The Foundation for Partnership Initiatives in the Niger Delta (PIND), a non-profit organisation that promotes peace and equitable economic growth in the Niger Delta region, has awarded over N104 million in grants to 12 implementing partners to train 1,000 youths on various technical and soft vocational skills.
Executive Director, PIND, Tunji Idowu, stated this during a grant signing ceremony for the scale-up of the PIND’s Niger Delta Youth Employment Pathways (NDYEP) project held recently.
He said the training was meant for at least six months, starting in May 2022.
“I would like to acknowledge our implementing partners whose performance during the pilot phase led to its success”, Idowu said.

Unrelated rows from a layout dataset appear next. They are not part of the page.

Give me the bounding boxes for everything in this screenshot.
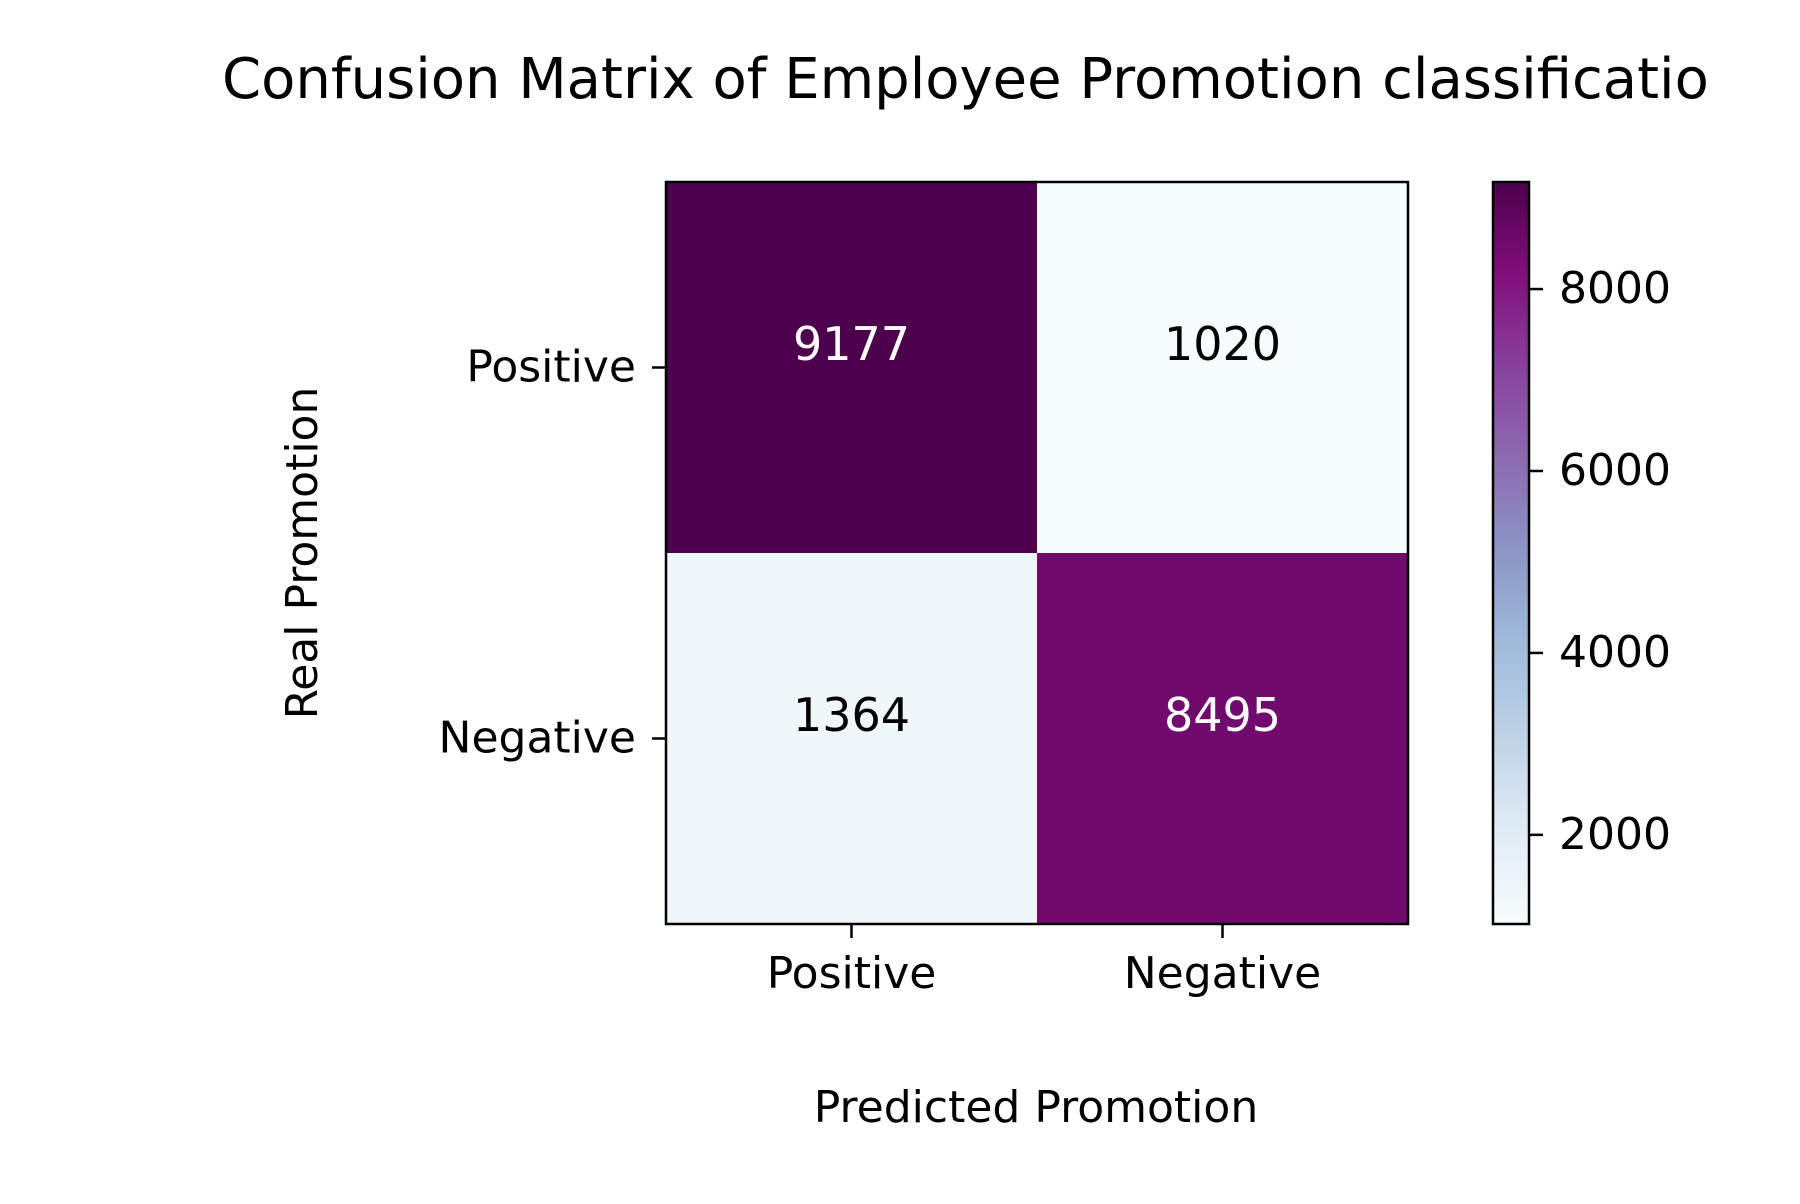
- plot-frame: [664, 180, 1410, 926]
- colorbar-tick-label: 2000: [1559, 809, 1671, 860]
- heatmap-cell: [666, 553, 1038, 925]
- chart-title: Confusion Matrix of Employee Promotion c…: [222, 47, 1709, 112]
- cell-value-label: 9177: [793, 317, 910, 371]
- cell-value-label: 8495: [1164, 688, 1281, 742]
- axis-ticks: Positive Negative Positive Negative: [439, 342, 1322, 1000]
- heatmap-cell-labels: 9177 1020 1364 8495: [793, 317, 1281, 742]
- y-axis-label: Real Promotion: [277, 387, 328, 720]
- x-axis-label: Predicted Promotion: [814, 1082, 1258, 1133]
- y-tick-label: Negative: [439, 713, 636, 764]
- x-tick-label: Positive: [767, 948, 937, 999]
- y-tick-label: Positive: [466, 342, 636, 393]
- colorbar: [1491, 180, 1531, 926]
- cell-value-label: 1020: [1164, 317, 1281, 371]
- colorbar-tick-label: 6000: [1559, 445, 1671, 496]
- heatmap-cell: [1037, 553, 1409, 925]
- colorbar-tick-label: 8000: [1559, 263, 1671, 314]
- heatmap-cell: [666, 182, 1038, 554]
- x-tick-label: Negative: [1124, 948, 1321, 999]
- heatmap-cell: [1037, 182, 1409, 554]
- colorbar-tick-label: 4000: [1559, 627, 1671, 678]
- colorbar-ticks: 2000 4000 6000 8000: [1529, 263, 1671, 860]
- heatmap-cells: [666, 182, 1409, 925]
- cell-value-label: 1364: [793, 688, 910, 742]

He also urged them to improve their service delivery in the scale-up phase to ensure the youth participants make early transitions to jobs and entrepreneurship after vocational skills training.

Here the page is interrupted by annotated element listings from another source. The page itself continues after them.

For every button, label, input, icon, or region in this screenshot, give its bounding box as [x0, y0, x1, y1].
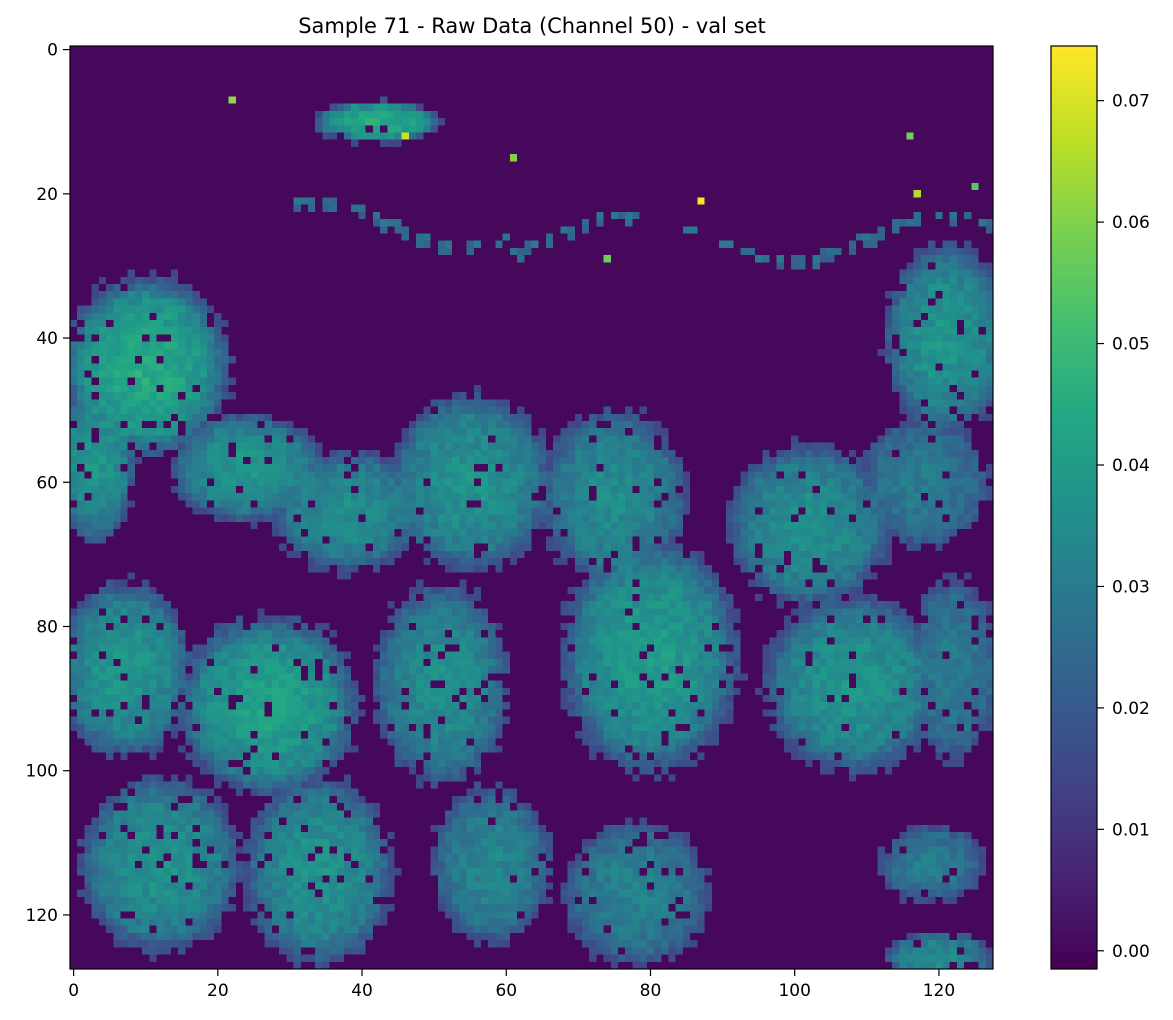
colorbar-tick-label: 0.00	[1112, 942, 1150, 962]
colorbar-tick-label: 0.05	[1112, 335, 1150, 355]
x-axis: 0 20 40 60 80 100 120	[68, 969, 955, 1001]
y-tick-label: 20	[36, 185, 58, 205]
colorbar-tick-label: 0.03	[1112, 577, 1150, 597]
chart-title: Sample 71 - Raw Data (Channel 50) - val …	[298, 14, 766, 38]
colorbar-frame	[1050, 45, 1098, 970]
y-tick-label: 0	[47, 41, 58, 61]
x-tick-label: 40	[351, 981, 373, 1001]
heatmap-image	[70, 46, 993, 969]
y-tick-label: 80	[36, 617, 58, 637]
y-tick-label: 100	[26, 762, 58, 782]
y-axis: 0 20 40 60 80 100 120	[26, 41, 70, 926]
colorbar-tick-label: 0.06	[1112, 213, 1150, 233]
x-tick-label: 120	[923, 981, 955, 1001]
x-tick-label: 80	[640, 981, 662, 1001]
colorbar-tick-label: 0.02	[1112, 699, 1150, 719]
y-tick-label: 60	[36, 473, 58, 493]
colorbar: 0.00 0.01 0.02 0.03 0.04 0.05 0.06 0.07	[1050, 45, 1150, 970]
colorbar-tick-label: 0.01	[1112, 820, 1150, 840]
y-tick-label: 40	[36, 329, 58, 349]
plot-frame	[69, 45, 994, 970]
heatmap-plot	[69, 45, 994, 970]
colorbar-tick-label: 0.04	[1112, 456, 1150, 476]
colorbar-tick-label: 0.07	[1112, 92, 1150, 112]
x-tick-label: 0	[68, 981, 79, 1001]
colorbar-gradient	[1051, 46, 1097, 969]
y-tick-label: 120	[26, 906, 58, 926]
x-tick-label: 100	[778, 981, 810, 1001]
x-tick-label: 60	[495, 981, 517, 1001]
x-tick-label: 20	[207, 981, 229, 1001]
colorbar-axis: 0.00 0.01 0.02 0.03 0.04 0.05 0.06 0.07	[1097, 92, 1150, 962]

He further called on the governments of the states in the Niger Delta to complement PIND’s efforts by adopting the NDYEP model.
Following its success in the pilot states, the project was extended to Delta State in 2021 as the Delta Youth Employment Pathways Project.
NDYEP was conceived in 2018 to develop models of youth training in which marginalised young people are trained in market-relevant skills and subsequently supported into sustainable jobs or enterprise.
The pilot project was sponsored by Ford Foundation. Between 2018 and 2021, 4,355 youth were trained and equipped with in-demand vocational skills in four growing sectors- Information Communication Technology, building construction, agriculture and finished leather. A total of 2,033 of the successful participants were linked to immediate waged employment or supported to commence innovative enterprises of their own.